Yes, and I make free to confess that I have grown well weary of this eternal buffeting by the Great West Wind. Nor are we alone in our travail on this desolate ocean. Never a day does the gray thin, or the snow-squalls cease that we do not sight ships, west-bound like ourselves, hove-to and trying to hold on to the meagre westing they possess. And occasionally, when the gray clears and lifts, we see a lucky ship, bound east, running before it and reeling off the miles. I saw Mr. Pike, yesterday, shaking his fist in a fury of hatred at one such craft that flew insolently past us not a quarter of a mile away.
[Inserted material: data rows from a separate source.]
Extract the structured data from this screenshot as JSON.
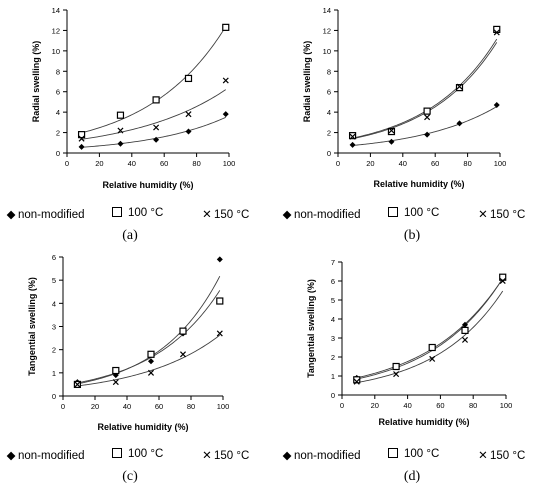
{
  "chart_data": [
    {
      "id": "a",
      "type": "scatter",
      "caption": "(a)",
      "xlabel": "Relative humidity (%)",
      "ylabel": "Radial swelling (%)",
      "xlim": [
        0,
        100
      ],
      "ylim": [
        0,
        14
      ],
      "xticks": [
        0,
        20,
        40,
        60,
        80,
        100
      ],
      "yticks": [
        0,
        2,
        4,
        6,
        8,
        10,
        12,
        14
      ],
      "trendline": "exponential",
      "series": [
        {
          "name": "non-modified",
          "marker": "diamond",
          "x": [
            9,
            33,
            55,
            75,
            98
          ],
          "y": [
            0.6,
            0.9,
            1.3,
            2.1,
            3.8
          ]
        },
        {
          "name": "100 °C",
          "marker": "square",
          "x": [
            9,
            33,
            55,
            75,
            98
          ],
          "y": [
            1.8,
            3.7,
            5.2,
            7.3,
            12.3
          ]
        },
        {
          "name": "150 °C",
          "marker": "x",
          "x": [
            9,
            33,
            55,
            75,
            98
          ],
          "y": [
            1.4,
            2.2,
            2.5,
            3.8,
            7.1
          ]
        }
      ]
    },
    {
      "id": "b",
      "type": "scatter",
      "caption": "(b)",
      "xlabel": "Relative humidity (%)",
      "ylabel": "Radial swelling (%)",
      "xlim": [
        0,
        100
      ],
      "ylim": [
        0,
        14
      ],
      "xticks": [
        0,
        20,
        40,
        60,
        80,
        100
      ],
      "yticks": [
        0,
        2,
        4,
        6,
        8,
        10,
        12,
        14
      ],
      "trendline": "exponential",
      "series": [
        {
          "name": "non-modified",
          "marker": "diamond",
          "x": [
            9,
            33,
            55,
            75,
            98
          ],
          "y": [
            0.8,
            1.1,
            1.8,
            2.9,
            4.7
          ]
        },
        {
          "name": "100 °C",
          "marker": "square",
          "x": [
            9,
            33,
            55,
            75,
            98
          ],
          "y": [
            1.7,
            2.1,
            4.1,
            6.4,
            12.1
          ]
        },
        {
          "name": "150 °C",
          "marker": "x",
          "x": [
            9,
            33,
            55,
            75,
            98
          ],
          "y": [
            1.6,
            2.2,
            3.5,
            6.5,
            11.8
          ]
        }
      ]
    },
    {
      "id": "c",
      "type": "scatter",
      "caption": "(c)",
      "xlabel": "Relative humidity (%)",
      "ylabel": "Tangential swelling (%)",
      "xlim": [
        0,
        100
      ],
      "ylim": [
        0,
        6
      ],
      "xticks": [
        0,
        20,
        40,
        60,
        80,
        100
      ],
      "yticks": [
        0,
        1,
        2,
        3,
        4,
        5,
        6
      ],
      "trendline": "exponential",
      "series": [
        {
          "name": "non-modified",
          "marker": "diamond",
          "x": [
            9,
            33,
            55,
            75,
            98
          ],
          "y": [
            0.6,
            0.9,
            1.5,
            2.7,
            5.9
          ]
        },
        {
          "name": "100 °C",
          "marker": "square",
          "x": [
            9,
            33,
            55,
            75,
            98
          ],
          "y": [
            0.5,
            1.1,
            1.8,
            2.8,
            4.1
          ]
        },
        {
          "name": "150 °C",
          "marker": "x",
          "x": [
            9,
            33,
            55,
            75,
            98
          ],
          "y": [
            0.5,
            0.6,
            1.0,
            1.8,
            2.7
          ]
        }
      ]
    },
    {
      "id": "d",
      "type": "scatter",
      "caption": "(d)",
      "xlabel": "Relative humidity (%)",
      "ylabel": "Tangential swelling (%)",
      "xlim": [
        0,
        100
      ],
      "ylim": [
        0,
        7
      ],
      "xticks": [
        0,
        20,
        40,
        60,
        80,
        100
      ],
      "yticks": [
        0,
        1,
        2,
        3,
        4,
        5,
        6,
        7
      ],
      "trendline": "exponential",
      "series": [
        {
          "name": "non-modified",
          "marker": "diamond",
          "x": [
            9,
            33,
            55,
            75,
            98
          ],
          "y": [
            0.9,
            1.5,
            2.5,
            3.7,
            6.1
          ]
        },
        {
          "name": "100 °C",
          "marker": "square",
          "x": [
            9,
            33,
            55,
            75,
            98
          ],
          "y": [
            0.8,
            1.5,
            2.5,
            3.4,
            6.2
          ]
        },
        {
          "name": "150 °C",
          "marker": "x",
          "x": [
            9,
            33,
            55,
            75,
            98
          ],
          "y": [
            0.7,
            1.1,
            1.9,
            2.9,
            6.0
          ]
        }
      ]
    }
  ],
  "legend": {
    "non_modified": "non-modified",
    "c100": "100 °C",
    "c150": "150 °C"
  },
  "colors": {
    "marker": "#000000",
    "trendline": "#404040",
    "axis": "#000000"
  }
}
And the men are jumping. Mr. Pike is driving with those block-square fists of his, as many a man’s face attests. So weak are they, and so terrible is he, that I swear he could whip either watch single-handed. I cannot help but note that Mr. Mellaire refuses to take part in this driving. Yet I know that he is a trained driver, and that he was not averse to driving at the outset of the voyage. But now he seems bent on keeping on good terms with the crew. I should like to know what Mr. Pike thinks of it, for he cannot possibly be blind to what is going on; but I am too well aware of what would happen if I raised the question. He would insult me, snap my head off, and indulge in a three-days’ sea-grouch. Things are sad and monotonous enough for Margaret and me in the cabin and at table, without invoking the blight of the mate’s displeasure.

CHAPTER XL.

Another brutal sea-superstition vindicated. From now on and for always these imbeciles of ours will believe that Finns are Jonahs. We are west of the Diego de Ramirez Rocks, and we are running west at a twelve-knot clip with an easterly gale at our backs. And the carpenter is gone. His passing, and the coming of the easterly wind, were coincidental.

It was yesterday morning, as he helped me to dress, that I was struck by the solemnity of Wada’s face. He shook his head lugubriously as he broke the news. The carpenter was missing. The ship had been searched for him high and low. There just was no carpenter.

“What does the steward think?” I asked. “What does Louis think?—and Yatsuda?”